Горячее скольжение становится невыносимым... хаотичный пульс задыхается в попытках поддержать сознание. Весь мир сжался до одной единственной точки, кричащей, плачущей, ликующей, бьющейся в конвульсиях мучительного экстаза, пока, наконец, не взрывающейся миллионами псевдосмертей и не выплескивающейся миллиардами псевдовозрожденных жизней.
А ты равнодушно смотришь, как они стремятся заполонить мгновениями неконтролируемой эйфории каждый уголок наглухо заколоченного мира, отчаянно раскатывая скомканное пространство, все еще передергиваемое плывущими складками послеоргазменной дрожи.
Это твой мир?

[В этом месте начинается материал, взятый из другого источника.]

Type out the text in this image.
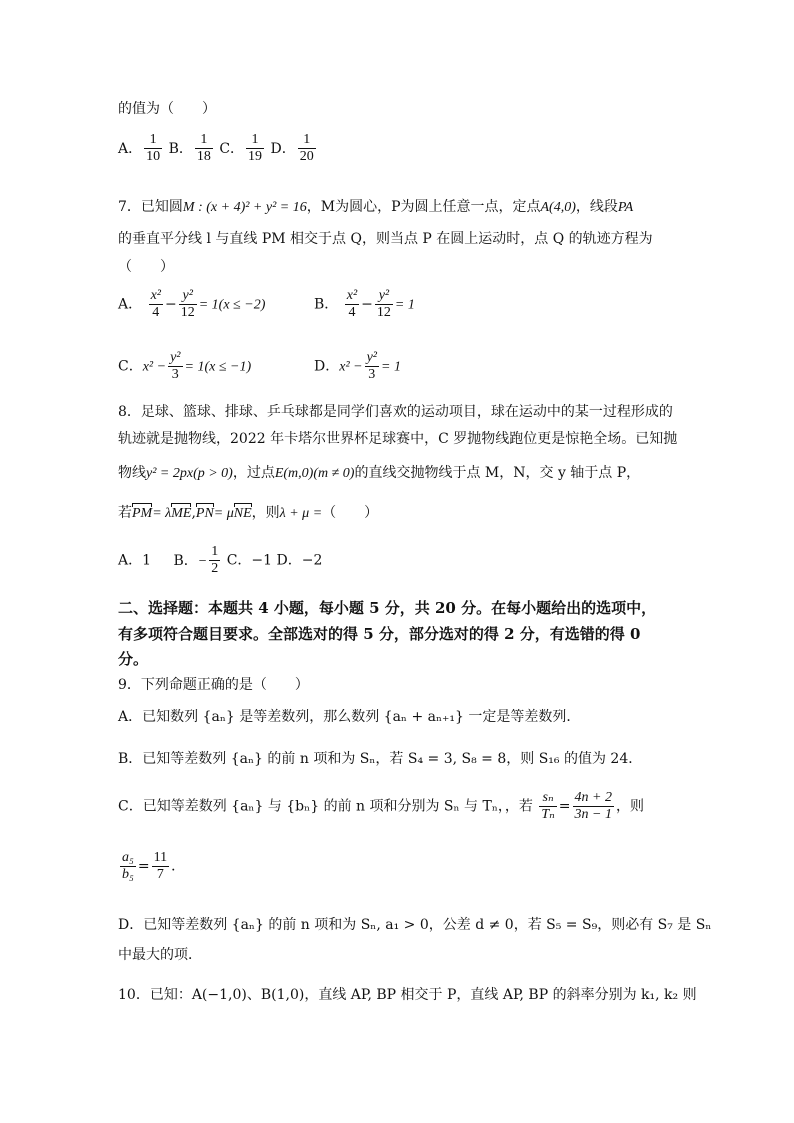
的值为（　　）
A． $\frac{1}{10}$ B． $\frac{1}{18}$ C． $\frac{1}{19}$ D． $\frac{1}{20}$
7．已知圆M : (x + 4)² + y² = 16，M为圆心，P为圆上任意一点，定点A(4,0)，线段PA
的垂直平分线 l 与直线 PM 相交于点 Q，则当点 P 在圆上运动时，点 Q 的轨迹方程为
（　　）
A． $\frac{\text{x²}}{4} - \frac{\text{y²}}{12} = 1(x \le -2)$	B． $\frac{\text{x²}}{4} - \frac{\text{y²}}{12} = 1$
C．$x^2 - \frac{\text{y²}}{3} = 1(x \le -1)$	D．$x^2 - \frac{\text{y²}}{3} = 1$
8．足球、篮球、排球、乒乓球都是同学们喜欢的运动项目，球在运动中的某一过程形成的
轨迹就是抛物线，2022 年卡塔尔世界杯足球赛中，C 罗抛物线跑位更是惊艳全场。已知抛
物线y² = 2px(p > 0)，过点E(m,0)(m ≠ 0)的直线交抛物线于点 M，N，交 y 轴于点 P，
若PM= λME,PN= μNE，则λ + μ =（　　）
A．1 B．− $\frac{1}{2}$ C．−1 D．−2
二、选择题：本题共 4 小题，每小题 5 分，共 20 分。在每小题给出的选项中，
有多项符合题目要求。全部选对的得 5 分，部分选对的得 2 分，有选错的得 0
分。
9．下列命题正确的是（　　）
A．已知数列 {aₙ} 是等差数列，那么数列 {aₙ + aₙ₊₁} 一定是等差数列．
B．已知等差数列 {aₙ} 的前 n 项和为 Sₙ，若 S₄ = 3, S₈ = 8，则 S₁₆ 的值为 24．
C．已知等差数列 {aₙ} 与 {bₙ} 的前 n 项和分别为 Sₙ 与 Tₙ，，若 $\frac{\text{sₙ}}{\text{Tₙ}} = \frac{4n + 2}{3n - 1}$ ，则
$\frac{\text{a₅}}{\text{b₅}} = \frac{11}{7}$ ．
D．已知等差数列 {aₙ} 的前 n 项和为 Sₙ, a₁ > 0，公差 d ≠ 0，若 S₅ = S₉，则必有 S₇ 是 Sₙ
中最大的项．
10．已知：A(−1,0)、B(1,0)，直线 AP, BP 相交于 P，直线 AP, BP 的斜率分别为 k₁, k₂ 则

Тогда размажь и его о грязную стенку туалета, пусть по ней стекает. Ты не умер в очередной раз. Ты знаешь, что ты сейчас улыбаешься, сквозь прерывистое дыхание отстраненного тела, тебе даже хорошо, лишь от того, что лень протянуть руку к сознанию, тебе лень вглядываться сквозь клубы дыма в поисках себя самого, тебе все равно как ты отпразднуешь очередное поражение. Ты просто позволяешь себя поднять, он всегда ухитряется быть сильнее.
Он... у него темные волосы, мы похожи... если бы он спросил о нас... особенно в такие моменты... я бы его убил. Все что угодно, все можно прикрыть словом нафиг, все пойдут фигня и весь мир развеется в пух и прах, слабый ты или нет, пока ты есть, пока он думает, что ты есть, ему все будет нафиг... я бы все отдал, чтобы это оказалось правдой...
Он твое отражение, ты на него смотрел, но не понимал раньше, что видишь свое чудовище, которое стало настолько родным и привычным, что вовсе не пугает, его острые клыки пронзали насквозь твое тело и душу уже столько раз, что теперь они клацают пустоту, тебе уже не больно, ты ищешь то, что способно поранить твою пустоту, или просто поглотить ее, это зыбкое для окружающих пространство, чтобы потом его уже нельзя было ничем живым заполнить, чтобы не возрождать новых чудовищ, чтобы не наблюдать, как они снова и снова раздирают твою суть на рваные куски беззащитных чувств, бьющихся в агонии неизбежной реальности.
Ты - это он, только еще живой, ведь у него еще хватает сил возрождать боль. Ты не будешь и с ним единым целым. Никогда. Если только у тебя хватит бессилия вцепиться в его сердце, разминать его в руках, захлебываться его кровью, вытаскивая наружу чеку от спящего источника, способного взорвать у него изнутри все живое, все, что когда-то чувствовало и страдало, и заполнить это пространство пустотой... пустотой твоего мертвого тела, только уже физически мертвого...
И тогда ты потеряешь единственно дорогое и значимое, заставляющее тебя открывать глаза и дышать в течение еще одной секунды между сном и имитацией сна - ты навсегда потеряешь иллюзию надежды на душевное небытие.